Segundo ensinamento do Luís Manuel Teles de Meneses Leitão, a propósito da distinção entre a falência e insolvência regulada no âmbito do C.P.C. de 1939, o processo de falência distinguem-se do processo de insolvência em termos subjectivos e conceptuais, “Em termos subjectivos, a falência era vista como um instituto próprio dos comerciantes, em nome individual ou sociedades comerciais, enquanto que a insolvência aplicava antes aos devedores não comerciantes, fossem eles pessoas singulares ou colectivas, e abrangendo as sociedades civis, independentemente da sua forma. Em termos conceptuais, a falência era identificada como a impossibilidade de o comerciante solver os seus compromissos, enquanto que a insolvência era definida como a inferioridade do activo patrimonial em relação ao passivo”. (in Direito da Insolvência, 3ª ed., pg. 68)
De acordo com a definição consagrada no art°1043 do C.P.C., “o empresário comercial impossibilitado de cumprir pontualmente as suas obrigações considerar-se em estado de falência.”.
Face à diferente definição da falência e da insolvência prevista no art°1043° e 1185° do C.P.C., vê-se bem que a nossa lei processual também adopta os mesmos critérios para a distinção dos dois institutos.
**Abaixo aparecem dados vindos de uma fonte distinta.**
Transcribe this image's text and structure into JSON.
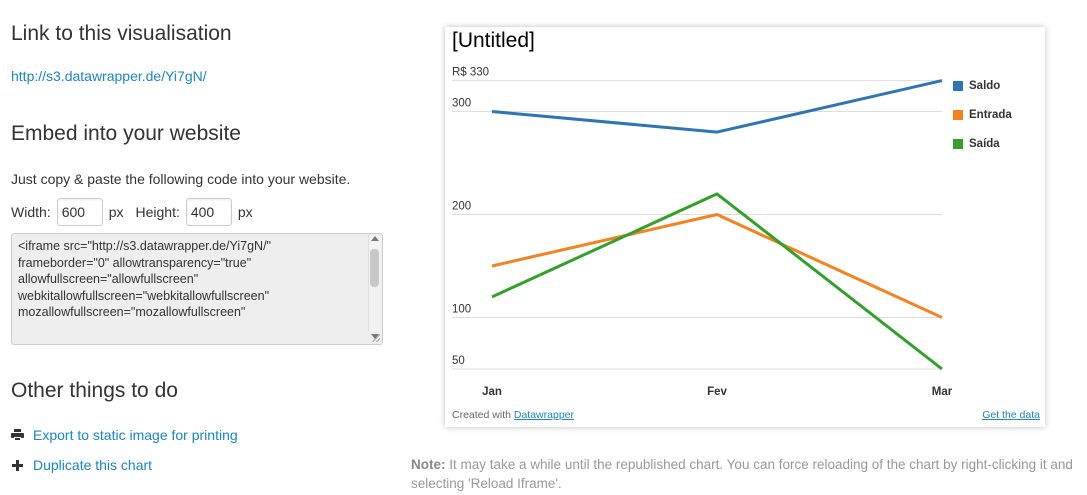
{
  "link_section": {
    "heading": "Link to this visualisation",
    "url": "http://s3.datawrapper.de/Yi7gN/"
  },
  "embed_section": {
    "heading": "Embed into your website",
    "intro": "Just copy & paste the following code into your website.",
    "width_label": "Width:",
    "width_value": "600",
    "width_unit": "px",
    "height_label": "Height:",
    "height_value": "400",
    "height_unit": "px",
    "code_lines": [
      "<iframe src=\"http://s3.datawrapper.de/Yi7gN/\"",
      "frameborder=\"0\" allowtransparency=\"true\"",
      "allowfullscreen=\"allowfullscreen\"",
      "webkitallowfullscreen=\"webkitallowfullscreen\"",
      "mozallowfullscreen=\"mozallowfullscreen\""
    ]
  },
  "other_section": {
    "heading": "Other things to do",
    "export_label": "Export to static image for printing",
    "duplicate_label": "Duplicate this chart"
  },
  "chart_frame": {
    "footer_created": "Created with",
    "footer_brand": "Datawrapper",
    "footer_get_data": "Get the data"
  },
  "note": {
    "label": "Note:",
    "text": "It may take a while until the republished chart. You can force reloading of the chart by right-clicking it and selecting 'Reload Iframe'."
  },
  "chart_data": {
    "type": "line",
    "title": "[Untitled]",
    "categories": [
      "Jan",
      "Fev",
      "Mar"
    ],
    "y_ticks": [
      {
        "value": 330,
        "label": "R$ 330"
      },
      {
        "value": 300,
        "label": "300"
      },
      {
        "value": 200,
        "label": "200"
      },
      {
        "value": 100,
        "label": "100"
      },
      {
        "value": 50,
        "label": "50"
      }
    ],
    "ylim": [
      50,
      330
    ],
    "series": [
      {
        "name": "Saldo",
        "color": "#2e75b6",
        "values": [
          300,
          280,
          330
        ]
      },
      {
        "name": "Entrada",
        "color": "#f58220",
        "values": [
          150,
          200,
          100
        ]
      },
      {
        "name": "Saída",
        "color": "#33a02c",
        "values": [
          120,
          220,
          50
        ]
      }
    ],
    "legend_position": "right",
    "grid": true
  }
}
Portanto, a falência é aplicável apenas aos empresários comerciais enquanto a insolvência destina-se aos não empresários comerciais, ambos os institutos têm como fundamentos factos-índices diferentes.
Frisa-se que a aplicação subsidiária das disposições do processo de falência ao da insolvência, por força do art°1187° do C.P.C., limita-se a parte não relacionadas com a empresa comercial.
Ora, o art°1082° do C.P.C. regulam os motivos de declaração da falência, conceito esse que só se aplica aos empresários comerciais, daí se resulta, como é patente, que esse preceito não é aplicável ao processo da insolvência.
“A impotência económica do comerciante para satisfazer pontualmente os seus compromissos, a qual caracteriza o estado de falência, não coincide com a insuficiência ou inferioridade do activo em relação ao passivo: uma pode existir sem a outra.” (Alberto dos Reis, in Processo Especiais, Vol. II- Reimpressão, pg. 350)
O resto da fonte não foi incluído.